Constant time and space for determining if an ASCII string contains unique characters

 2021.09.14 -  Jan Reggie Dela Cruz -  ~3 Minutes

In this post I describe a constant time and space algorithm for determining if a string contains unique ASCII characters, a question which was given to me in an interview a while ago.

I am definitely not the first person to discover this algorithm, but I don’t see much discussion of it in the Internet, aside from this Computer Science Stack Exchagnge post   and this Stack Overflow post   .

Problem statement

Suppose you are given a string, that contains only the seven bit ASCII characters (0 to 127). Write a function that takes in this string and returns a boolean representing if this string contains unique characters.

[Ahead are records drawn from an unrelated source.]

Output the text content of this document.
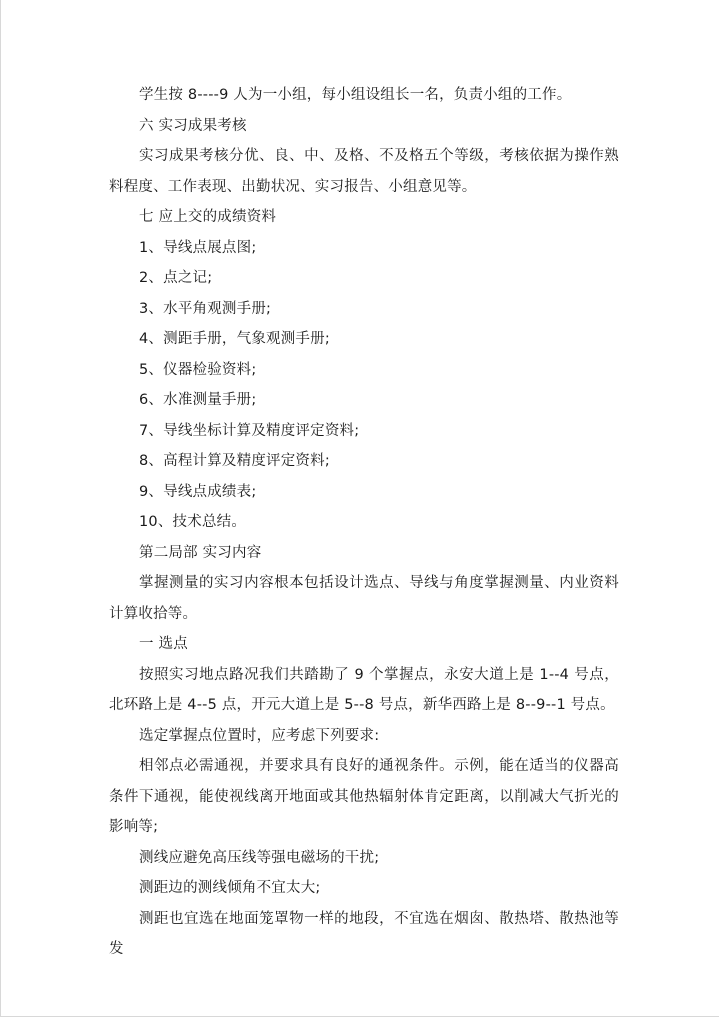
学生按 8----9 人为一小组，每小组设组长一名，负责小组的工作。

六 实习成果考核

实习成果考核分优、良、中、及格、不及格五个等级，考核依据为操作熟料程度、工作表现、出勤状况、实习报告、小组意见等。

七 应上交的成绩资料

1、导线点展点图;

2、点之记;

3、水平角观测手册;

4、测距手册，气象观测手册;

5、仪器检验资料;

6、水准测量手册;

7、导线坐标计算及精度评定资料;

8、高程计算及精度评定资料;

9、导线点成绩表;

10、技术总结。

第二局部 实习内容

掌握测量的实习内容根本包括设计选点、导线与角度掌握测量、内业资料计算收拾等。

一 选点

按照实习地点路况我们共踏勘了 9 个掌握点，永安大道上是 1--4 号点，北环路上是 4--5 点，开元大道上是 5--8 号点，新华西路上是 8--9--1 号点。

选定掌握点位置时，应考虑下列要求:

相邻点必需通视，并要求具有良好的通视条件。示例，能在适当的仪器高条件下通视，能使视线离开地面或其他热辐射体肯定距离，以削减大气折光的影响等;

测线应避免高压线等强电磁场的干扰;

测距边的测线倾角不宜太大;

测距也宜选在地面笼罩物一样的地段，不宜选在烟囱、散热塔、散热池等发
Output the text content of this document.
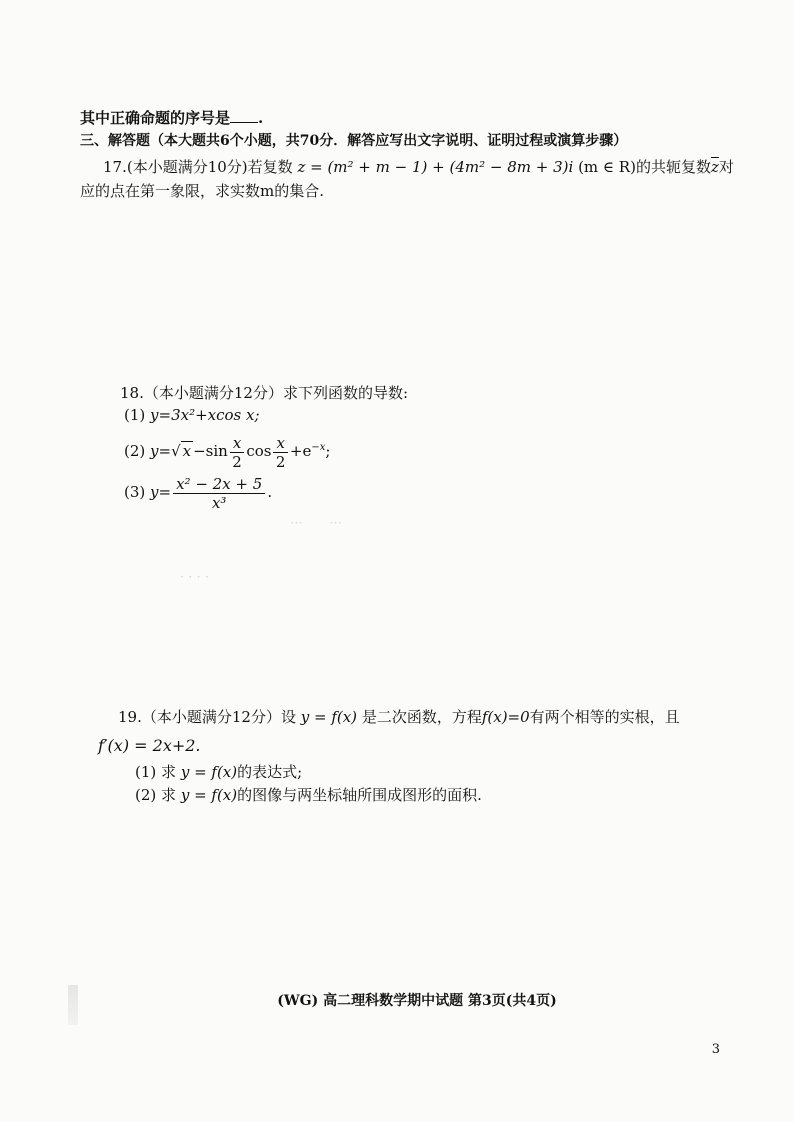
⋯　　⋯
· · · ·
其中正确命题的序号是 .
三、解答题（本大题共6个小题，共70分．解答应写出文字说明、证明过程或演算步骤）
17.(本小题满分10分)若复数 z = (m² + m − 1) + (4m² − 8m + 3)i (m ∈ R)的共轭复数$\overline{z}$对
应的点在第一象限，求实数m的集合.
18.（本小题满分12分）求下列函数的导数:
(1) y=3x²+xcos x;
(2) y=√ $x -\sin \frac{x}{2}$ $\cos \frac{x}{2} +e^{-x}$;
(3) $y= \frac{\text{x² − 2x + 5}}{\text{x³}}$ .
19.（本小题满分12分）设 y = f(x) 是二次函数，方程f(x)=0有两个相等的实根，且
f′(x) = 2x+2.
(1) 求 y = f(x)的表达式;
(2) 求 y = f(x)的图像与两坐标轴所围成图形的面积.
(WG) 高二理科数学期中试题 第3页(共4页)
3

// function allUnique(s string) bool { ... }
allUnique("abcd")   // true
allUnique("bruhb")  // false: b occurs twice
allUnique("Prepa")  // true: P and p are different
allUnique("Prepare") // false: r and e occur twice
allUnique("")     // true: no character occurs more than once

Solution

I’ll go straight to the code

func allUnique(str string) bool {
  if len(str) <= 1 {
    return true
  }
  if len(str) > 128 {
    return false
  }

  var used [128]bool // array set to all false
  for ii := range str {
    if str[ii] >= 128 {
      return false
    }
    if used[str[ii]] {
      return false
    }
    used[str[ii]] = true
  }

  return true
}

That’s it. If you’re familiar with the question, this is the solution that you’re probably thinking of.

Okay, let’s explain it further.

Identifying if characters have been used

used is a fixed-size array containing false by default that checks if a given character has already been used. used[c] will be set to true for every c (this case, str[ii]) in the string:

var used [128]bool // array set to all false
for ii := range str {
  if str[ii] >= 128 {
    return false
  }
  if used[str[ii]] {
    return false
  }
  used[str[ii]] = true
}

return true

The first if block just checks if the character is “invalid”, and if so, returns false immediately.

The second if block checks if the character has been “used”, and if so, also returns false.

Because we are using a fixed-size array here, this part of the code is constant space, but not necessarily “constant time”.

Initial if statements

These are the statements that guarantee that the problem is constant time as the length of the string increases:

if len(str) <= 1 {
  return true
}

If a string contains 0 or 1 characters, it is guaranteed that there are no duplicates.

if len(str) > 128 {
  return false
}

Since there are only 128 ASCII characters, if the string length goes greater than that, it is guaranteed that the character at the 128th index must have occurred at least once in the list of characters before it. (See pigeonhole principle   .)

But is it really constant time?

One can argue that the problem is linear time since the amount of iterations in the for loop grows proportionally to the length of the input. However, because Big O notation is used to “classify algorithms how time or space grows as input size grows”   , the problem just becomes constant time after a certain threshold.

When I realized that this was constant time and space in an interview, both the interviewer and I were impressed. It was a galaxy brain moment.

The algorithm requires at most 128 iterations in the for loop provided, and that worst case only happens if all the characters are unique in the ASCII table.